The main concern of some committee members was the lack of film catalogs on signage, particularly with the declining attractiveness and availability of physical media.

“Speaking to a broadcaster, I would demand that they have a stronger catalog of films from other decades and countries,” del Toro said. “What if the next great movie came in 2023 from a broadcaster and we didn’t see it?”

Gaspar Noé, director of “Vortex” and “Love,” also echoed the call for live streamers to pick up more catalogs, because physical media is a “fading world.”

Noe warned that “this world will no longer be available”. “You’ll just have the platforms and they decide if the image is good and it’s for the audience.”

Greek-French director Costa Gavras, who won an Academy Award for the 1982 political thriller “Missing,” has been upbeat about cinema’s prospects as the industry emerges from the worst of the pandemic.

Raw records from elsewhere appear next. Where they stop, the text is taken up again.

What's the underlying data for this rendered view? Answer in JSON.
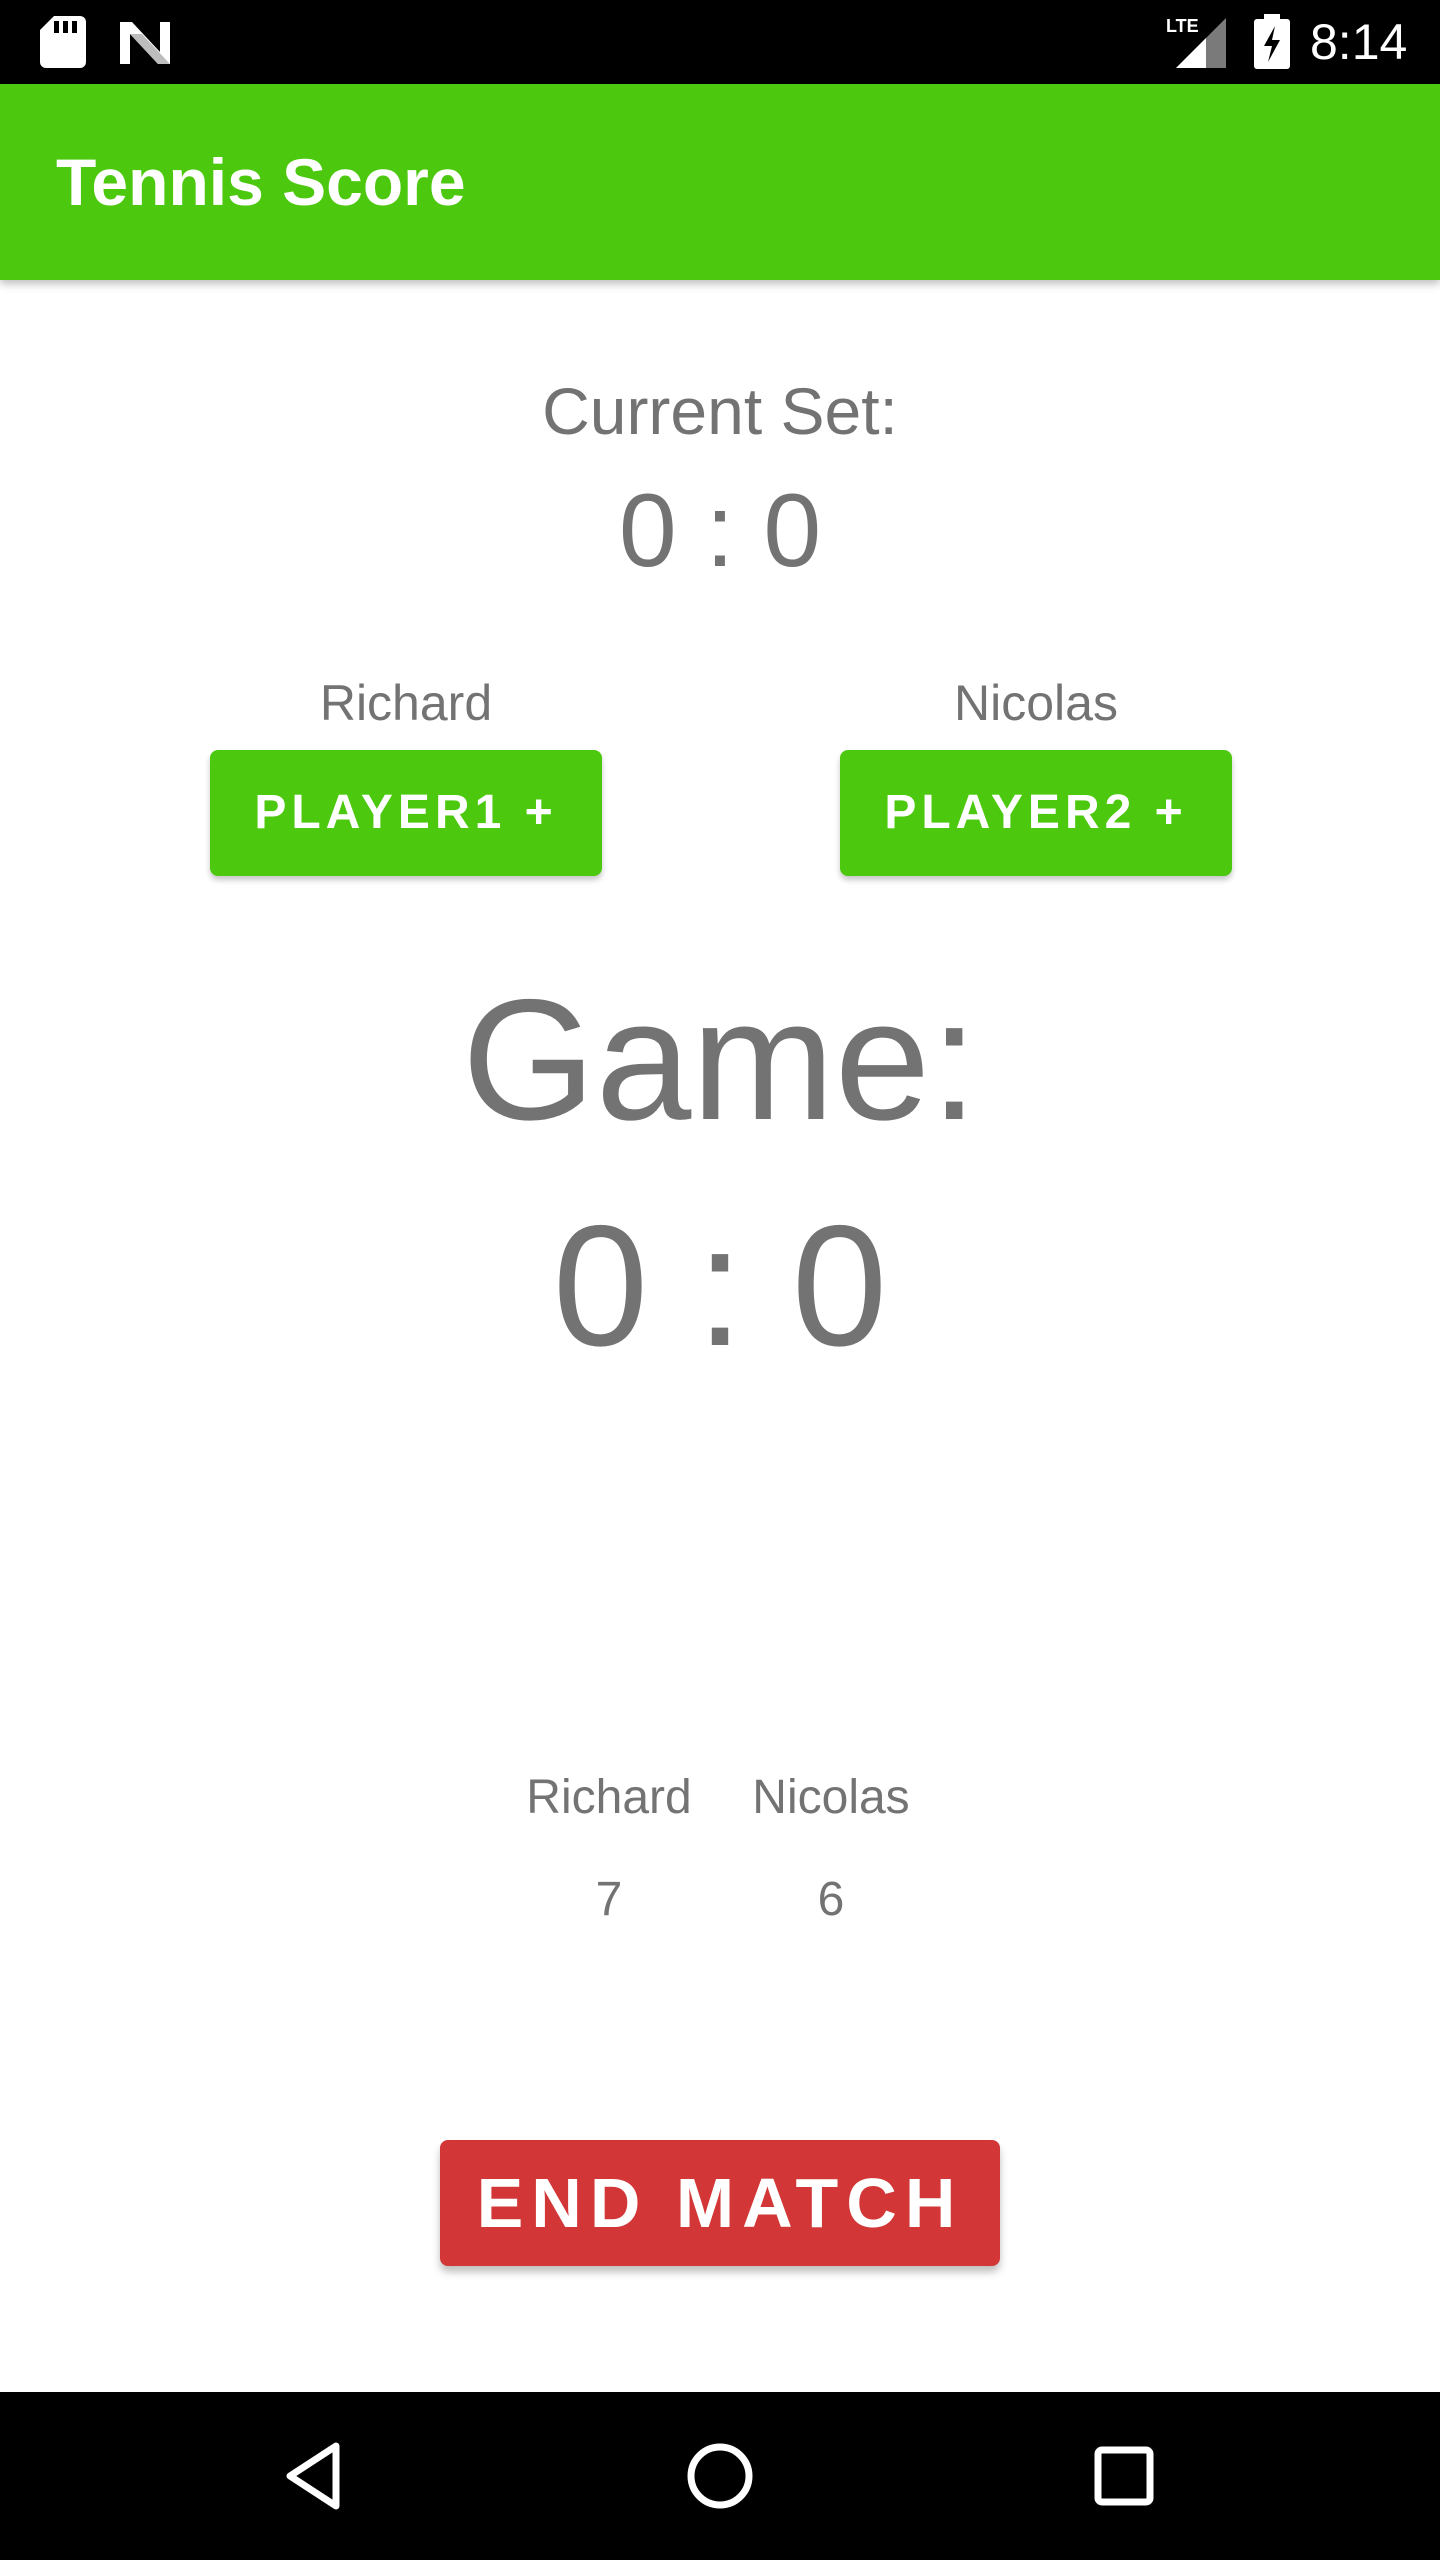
{
  "status_bar": {
    "time": "8:14",
    "network": "LTE",
    "icons": [
      "sd-card-icon",
      "n-notification-icon",
      "signal-icon",
      "battery-charging-icon"
    ]
  },
  "app_bar": {
    "title": "Tennis Score"
  },
  "current_set": {
    "label": "Current Set:",
    "score": "0 : 0"
  },
  "players": [
    {
      "name": "Richard",
      "button_label": "PLAYER1 +"
    },
    {
      "name": "Nicolas",
      "button_label": "PLAYER2 +"
    }
  ],
  "game": {
    "label": "Game:",
    "score": "0 : 0"
  },
  "set_history": {
    "headers": [
      "Richard",
      "Nicolas"
    ],
    "rows": [
      [
        "7",
        "6"
      ]
    ]
  },
  "end_match": {
    "label": "END MATCH"
  },
  "nav_bar": {
    "icons": [
      "back-icon",
      "home-icon",
      "recents-icon"
    ]
  },
  "colors": {
    "accent": "#4cc90e",
    "end_button": "#d23636",
    "text": "#737373"
  }
}
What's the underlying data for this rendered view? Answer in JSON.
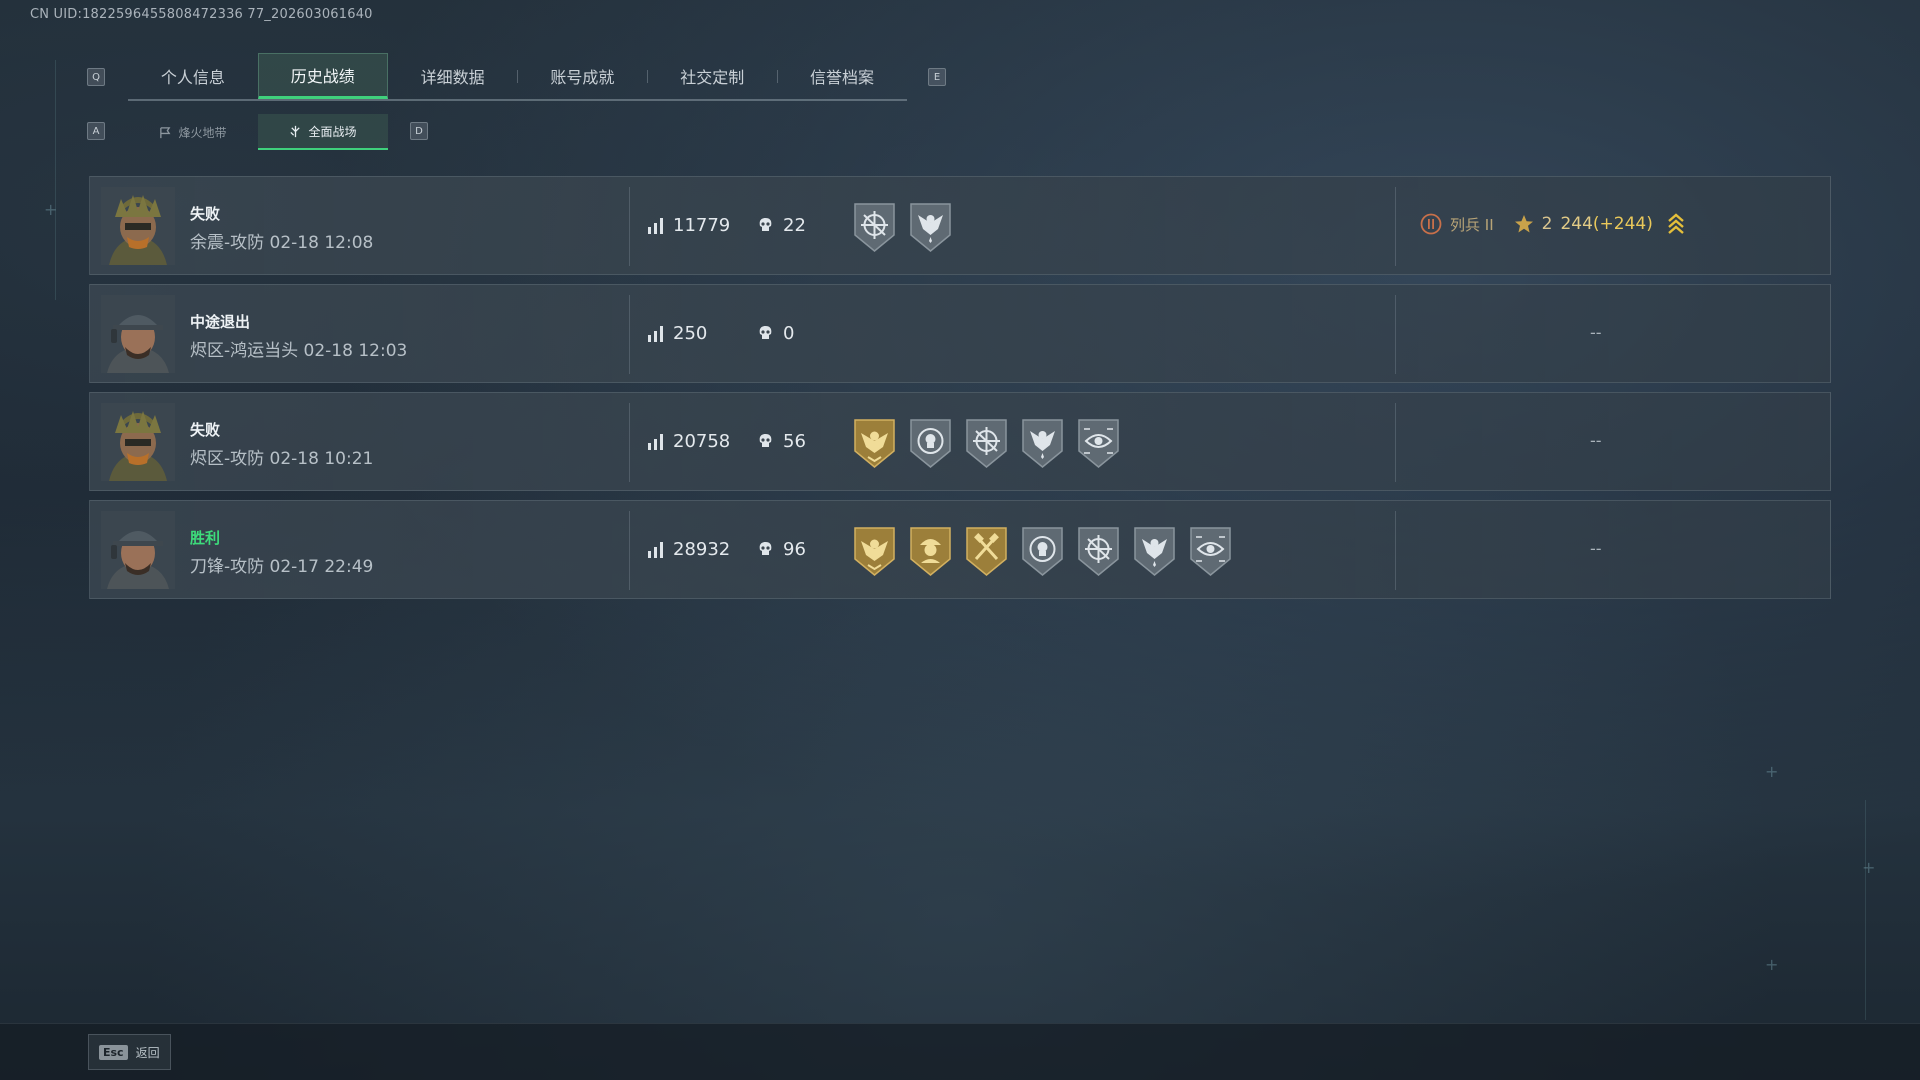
{
  "uid_text": "CN UID:1822596455808472336 77_202603061640",
  "tabs": {
    "left_key": "Q",
    "right_key": "E",
    "items": [
      {
        "label": "个人信息"
      },
      {
        "label": "历史战绩"
      },
      {
        "label": "详细数据"
      },
      {
        "label": "账号成就"
      },
      {
        "label": "社交定制"
      },
      {
        "label": "信誉档案"
      }
    ],
    "active_index": 1
  },
  "subtabs": {
    "left_key": "A",
    "right_key": "D",
    "items": [
      {
        "label": "烽火地带",
        "icon": "flag-icon"
      },
      {
        "label": "全面战场",
        "icon": "battlefield-icon"
      }
    ],
    "active_index": 1
  },
  "matches": [
    {
      "result": "失败",
      "is_win": false,
      "avatar": "helmet-soldier",
      "meta": "余震-攻防 02-18 12:08",
      "score": "11779",
      "kills": "22",
      "medals": [
        "crosshair-medal",
        "eagle-medal"
      ],
      "rank": {
        "name": "列兵 II",
        "stars": "2",
        "points": "244",
        "delta": "(+244)"
      },
      "dash": ""
    },
    {
      "result": "中途退出",
      "is_win": false,
      "avatar": "cap-soldier",
      "meta": "烬区-鸿运当头 02-18 12:03",
      "score": "250",
      "kills": "0",
      "medals": [],
      "rank": null,
      "dash": "--"
    },
    {
      "result": "失败",
      "is_win": false,
      "avatar": "helmet-soldier",
      "meta": "烬区-攻防 02-18 10:21",
      "score": "20758",
      "kills": "56",
      "medals": [
        "gold-eagle-medal",
        "target-medal",
        "crosshair-medal",
        "eagle-medal",
        "eye-medal"
      ],
      "rank": null,
      "dash": "--"
    },
    {
      "result": "胜利",
      "is_win": true,
      "avatar": "cap-soldier",
      "meta": "刀锋-攻防 02-17 22:49",
      "score": "28932",
      "kills": "96",
      "medals": [
        "gold-eagle-medal",
        "gold-soldier-medal",
        "gold-tools-medal",
        "target-medal",
        "crosshair-medal",
        "eagle-medal",
        "eye-medal"
      ],
      "rank": null,
      "dash": "--"
    }
  ],
  "footer": {
    "esc_key": "Esc",
    "back_label": "返回"
  },
  "colors": {
    "accent_green": "#3fd17c",
    "win_green": "#3ddc7b",
    "gold": "#c9a24a",
    "silver": "#6c7780"
  }
}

“I think cinema is starting to reach the end of a cycle, which is the case before COVID because it’s all said and done,” he said. “The cycle is over… COVID has closed the cycle. Everything will be different and will change from what it was before COVID.”

But it is not only cinema that has changed. So did the spectators, said the 89-year-old captain.

“I think the new generation is completely different and we are all different now. We are dealing with cinema in a different way after COVID. We need to listen and tell stories… Humans cannot live without stories; so cinema will continue. Not in the form we know, but it will.”